Unfortunately, most people don't have access to these sorts of studies (don't know where to look for them and can't actually read the article without paying for it). I'm a health researcher and actually do a lot of birth research, so I follow what gets published, but your average person just doesn't have access to this stuff and nor do a lot of medical providers (midwives, doctors, nurses). Most of them don't read scientific articles anyway as they don't have time unless they are conducting research themselves.

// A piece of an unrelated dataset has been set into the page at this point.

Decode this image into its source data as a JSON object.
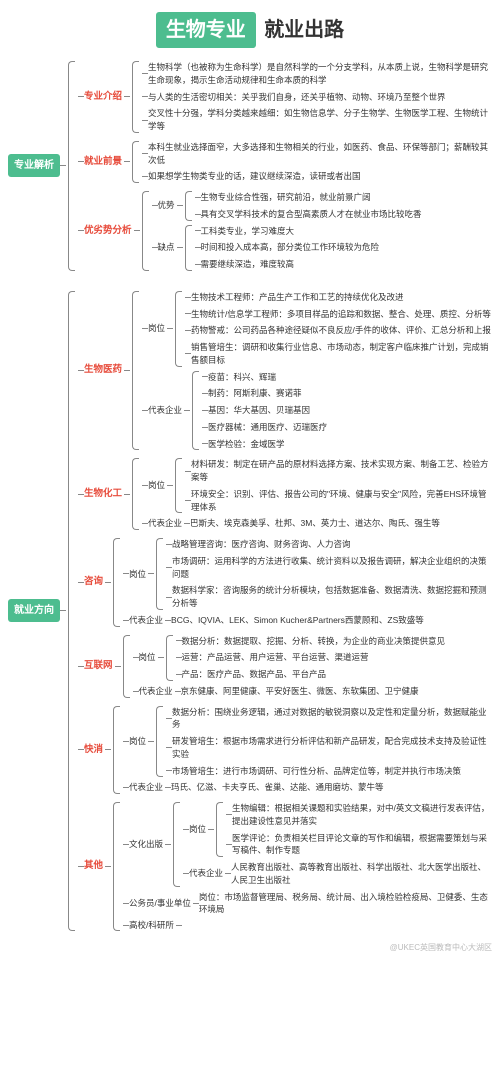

What I don't think there is though (or not that I could find with a quick keyword search of some databases) are studies tracing how the 'cascade of interventions' happens. I'm not sure we know how easily an induction leads to an epidural which leads to a forceps delivery which leads to postpartum hemorrhaging or postnatal depression or failure to initiate breastfeeding. There's a lot of research on how x is associated with y, but not tracing how a becomes b becomes c becomes d, if that's what you're asking. I just don't think the funding is there or many researchers are interested in trying to understand something that complicated (when they can get paid to do a simpler study).

All that being said though, have you ever read this blog on the concept of 'Pit to distress' (it's the practice of intentionally giving too much synthetic oxytocin during induction in order to put the baby into distress so a c-section can be performed - yes, really!). It's one of the most troubling things I've ever read about birth. Even though I have friends who claim it's happened to them (one of them had a bad PPH, nearly had to have a hysterectomy and almost died), it's still hard to fathom that medical providers actually do these sorts of things.

https://www.theunnecesarean.com/blo...ess-your-ticket-to-an-emergency-cesarean.html
 
Thanks MU, I'm a researcher myself (physics, not health!) so those are the kinds of links I was hoping to find! Off to do some reading.